Over the course of his life, Rodrigues has personally met many saints. He met St. Padre Pio, whose gloved hands he kissed, and celebrated Mass on the altar at San Giovanni Rotondo with drops of blood from the saint’s stigmata fresh on the table.

There were large crowds, but Padre Pio called for him after being told “that an Asian priest wanted to meet him.”

Rodrigues met St. Mother Teresa of Calcutta when he blessed and opened a house run by the Missionaries of Charity called “Shanti Dham” in Borivali, and he also met St. John Paul II.

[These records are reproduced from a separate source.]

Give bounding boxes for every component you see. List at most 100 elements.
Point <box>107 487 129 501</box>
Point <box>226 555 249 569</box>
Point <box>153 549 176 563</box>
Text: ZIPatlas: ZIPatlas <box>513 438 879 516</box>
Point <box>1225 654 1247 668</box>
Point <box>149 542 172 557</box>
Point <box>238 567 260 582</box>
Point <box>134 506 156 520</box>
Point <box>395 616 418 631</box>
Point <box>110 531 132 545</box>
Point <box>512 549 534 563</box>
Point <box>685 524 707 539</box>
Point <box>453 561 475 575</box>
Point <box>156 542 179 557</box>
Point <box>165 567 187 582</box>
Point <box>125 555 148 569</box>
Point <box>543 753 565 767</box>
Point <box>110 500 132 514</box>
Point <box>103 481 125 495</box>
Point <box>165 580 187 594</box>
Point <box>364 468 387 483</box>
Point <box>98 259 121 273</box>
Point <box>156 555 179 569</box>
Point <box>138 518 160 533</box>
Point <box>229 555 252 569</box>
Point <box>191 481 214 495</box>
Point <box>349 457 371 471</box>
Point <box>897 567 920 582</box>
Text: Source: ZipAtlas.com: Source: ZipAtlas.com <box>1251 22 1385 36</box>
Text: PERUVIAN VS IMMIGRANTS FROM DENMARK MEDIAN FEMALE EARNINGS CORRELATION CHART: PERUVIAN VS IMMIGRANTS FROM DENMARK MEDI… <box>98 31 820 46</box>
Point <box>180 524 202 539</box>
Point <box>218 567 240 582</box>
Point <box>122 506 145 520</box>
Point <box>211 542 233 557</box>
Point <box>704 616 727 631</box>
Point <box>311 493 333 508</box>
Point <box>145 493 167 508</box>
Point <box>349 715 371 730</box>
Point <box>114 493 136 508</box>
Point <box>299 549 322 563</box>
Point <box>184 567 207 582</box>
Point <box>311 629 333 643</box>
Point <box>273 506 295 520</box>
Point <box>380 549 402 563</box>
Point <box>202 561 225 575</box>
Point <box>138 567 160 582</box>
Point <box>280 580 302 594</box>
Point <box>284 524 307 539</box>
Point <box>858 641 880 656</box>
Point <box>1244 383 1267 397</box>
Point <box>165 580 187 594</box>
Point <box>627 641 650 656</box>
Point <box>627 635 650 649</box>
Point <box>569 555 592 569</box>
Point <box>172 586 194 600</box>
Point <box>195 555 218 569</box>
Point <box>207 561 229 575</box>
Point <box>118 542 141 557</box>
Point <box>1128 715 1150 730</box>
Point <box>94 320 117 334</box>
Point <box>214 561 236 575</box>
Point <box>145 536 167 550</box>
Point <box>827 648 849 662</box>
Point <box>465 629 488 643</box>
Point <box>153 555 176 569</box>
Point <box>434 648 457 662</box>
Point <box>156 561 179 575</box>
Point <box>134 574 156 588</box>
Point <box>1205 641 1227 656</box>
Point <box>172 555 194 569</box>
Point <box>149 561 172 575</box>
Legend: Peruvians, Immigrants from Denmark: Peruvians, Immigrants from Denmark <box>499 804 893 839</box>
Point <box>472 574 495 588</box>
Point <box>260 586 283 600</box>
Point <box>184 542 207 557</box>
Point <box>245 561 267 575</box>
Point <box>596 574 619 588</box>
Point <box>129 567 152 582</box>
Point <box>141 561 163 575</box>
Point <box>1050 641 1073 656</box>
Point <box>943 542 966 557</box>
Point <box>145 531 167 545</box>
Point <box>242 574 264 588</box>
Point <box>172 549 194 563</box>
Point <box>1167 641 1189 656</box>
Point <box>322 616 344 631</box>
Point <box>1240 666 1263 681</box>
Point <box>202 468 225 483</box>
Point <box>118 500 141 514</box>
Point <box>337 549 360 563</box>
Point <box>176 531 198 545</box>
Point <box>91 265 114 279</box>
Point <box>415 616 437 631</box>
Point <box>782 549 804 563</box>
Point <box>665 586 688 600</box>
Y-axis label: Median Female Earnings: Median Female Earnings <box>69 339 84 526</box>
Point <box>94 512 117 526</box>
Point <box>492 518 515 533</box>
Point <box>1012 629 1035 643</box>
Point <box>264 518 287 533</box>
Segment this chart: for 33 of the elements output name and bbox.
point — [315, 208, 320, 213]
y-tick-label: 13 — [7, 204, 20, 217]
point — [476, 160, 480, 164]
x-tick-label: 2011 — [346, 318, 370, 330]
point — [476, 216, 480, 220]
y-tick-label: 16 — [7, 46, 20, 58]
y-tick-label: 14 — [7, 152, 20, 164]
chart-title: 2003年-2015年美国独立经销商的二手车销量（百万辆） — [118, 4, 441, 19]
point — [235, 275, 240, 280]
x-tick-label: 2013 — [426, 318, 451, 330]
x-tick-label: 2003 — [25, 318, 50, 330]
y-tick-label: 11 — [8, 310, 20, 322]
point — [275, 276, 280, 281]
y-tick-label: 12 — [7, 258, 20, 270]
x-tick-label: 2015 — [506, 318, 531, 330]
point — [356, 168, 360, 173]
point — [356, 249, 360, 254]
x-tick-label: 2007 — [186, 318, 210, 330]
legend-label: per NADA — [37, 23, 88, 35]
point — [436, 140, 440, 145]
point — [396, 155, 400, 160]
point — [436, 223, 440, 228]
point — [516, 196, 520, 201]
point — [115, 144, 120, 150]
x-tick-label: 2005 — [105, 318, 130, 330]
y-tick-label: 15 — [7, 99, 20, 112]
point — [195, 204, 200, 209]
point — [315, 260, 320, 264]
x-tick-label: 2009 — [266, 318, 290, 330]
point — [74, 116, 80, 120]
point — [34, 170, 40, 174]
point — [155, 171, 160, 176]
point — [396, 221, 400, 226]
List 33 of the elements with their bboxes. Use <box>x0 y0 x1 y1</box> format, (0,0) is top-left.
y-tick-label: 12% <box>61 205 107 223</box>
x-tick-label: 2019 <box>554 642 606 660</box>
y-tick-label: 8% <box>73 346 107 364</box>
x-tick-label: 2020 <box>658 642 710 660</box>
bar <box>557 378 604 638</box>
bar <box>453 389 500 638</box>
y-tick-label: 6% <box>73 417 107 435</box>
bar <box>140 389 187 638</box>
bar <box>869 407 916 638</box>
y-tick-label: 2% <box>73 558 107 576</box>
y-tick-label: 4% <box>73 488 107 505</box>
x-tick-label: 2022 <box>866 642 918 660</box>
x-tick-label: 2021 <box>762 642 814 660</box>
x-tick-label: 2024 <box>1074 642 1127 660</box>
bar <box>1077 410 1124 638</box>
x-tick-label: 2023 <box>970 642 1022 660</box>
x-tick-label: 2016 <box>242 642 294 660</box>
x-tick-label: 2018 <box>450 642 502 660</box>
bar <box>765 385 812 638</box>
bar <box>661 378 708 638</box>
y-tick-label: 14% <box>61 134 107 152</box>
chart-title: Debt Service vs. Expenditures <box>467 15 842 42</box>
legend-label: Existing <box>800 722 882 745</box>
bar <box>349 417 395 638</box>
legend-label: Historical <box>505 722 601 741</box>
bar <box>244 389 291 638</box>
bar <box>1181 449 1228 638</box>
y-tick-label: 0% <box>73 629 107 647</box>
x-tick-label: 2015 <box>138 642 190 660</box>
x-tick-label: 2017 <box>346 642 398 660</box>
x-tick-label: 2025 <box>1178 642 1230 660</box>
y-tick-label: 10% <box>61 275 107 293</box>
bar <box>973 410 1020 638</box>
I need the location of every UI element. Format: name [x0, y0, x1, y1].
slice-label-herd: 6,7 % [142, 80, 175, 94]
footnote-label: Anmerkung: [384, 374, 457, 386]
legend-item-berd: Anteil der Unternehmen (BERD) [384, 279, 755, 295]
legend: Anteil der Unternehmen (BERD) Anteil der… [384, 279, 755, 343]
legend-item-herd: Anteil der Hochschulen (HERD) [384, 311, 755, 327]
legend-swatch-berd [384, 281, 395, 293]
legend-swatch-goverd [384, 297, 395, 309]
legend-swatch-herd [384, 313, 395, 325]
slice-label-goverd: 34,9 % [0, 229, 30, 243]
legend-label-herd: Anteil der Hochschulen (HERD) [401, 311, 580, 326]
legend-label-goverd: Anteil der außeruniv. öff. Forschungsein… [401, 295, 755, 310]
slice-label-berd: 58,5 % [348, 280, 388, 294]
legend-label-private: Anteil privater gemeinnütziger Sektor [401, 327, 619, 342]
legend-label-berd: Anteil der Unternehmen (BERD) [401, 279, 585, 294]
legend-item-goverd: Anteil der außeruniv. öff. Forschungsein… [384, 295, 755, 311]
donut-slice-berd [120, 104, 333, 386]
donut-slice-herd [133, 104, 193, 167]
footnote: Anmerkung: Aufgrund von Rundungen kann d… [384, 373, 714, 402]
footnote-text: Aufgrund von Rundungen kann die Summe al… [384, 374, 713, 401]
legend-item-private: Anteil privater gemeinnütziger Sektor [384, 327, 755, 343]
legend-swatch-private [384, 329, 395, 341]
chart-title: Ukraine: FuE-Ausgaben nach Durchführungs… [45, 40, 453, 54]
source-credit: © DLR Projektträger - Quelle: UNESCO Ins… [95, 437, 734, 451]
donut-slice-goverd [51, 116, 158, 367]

Given the make-up of Indian society, Rodrigues inevitably has forged deep relationships with followers of other faiths, especially Hindus, who seek both his advice and his blessings, even visiting him in the confessional.

“I have seen wonderful things happen here and the sincere devotion of Catholics and non-Catholics, and the gratitude of people who have received favors from Mother Mary,” he said. “I would advise all of us to have a close relation with Our Lady, who stands to help us in all circumstances.”

In many ways, Rodrigues was the kind of pastor who “carries the smell of his sheep,” long before Pope Francis started using that vocabulary. His special love for the poor is the stuff of legend, and he developed a program of structured financial assistance for poor families while serving as rector of the Mumbai basilica.

When asked about his remarkable life, however, Rodrigues merely smiles shyly.

“We are unworthy servants; we have only done our duty,” he said, adding that his life’s work has been about “service carried out with love … a service rich in mercy and charity.”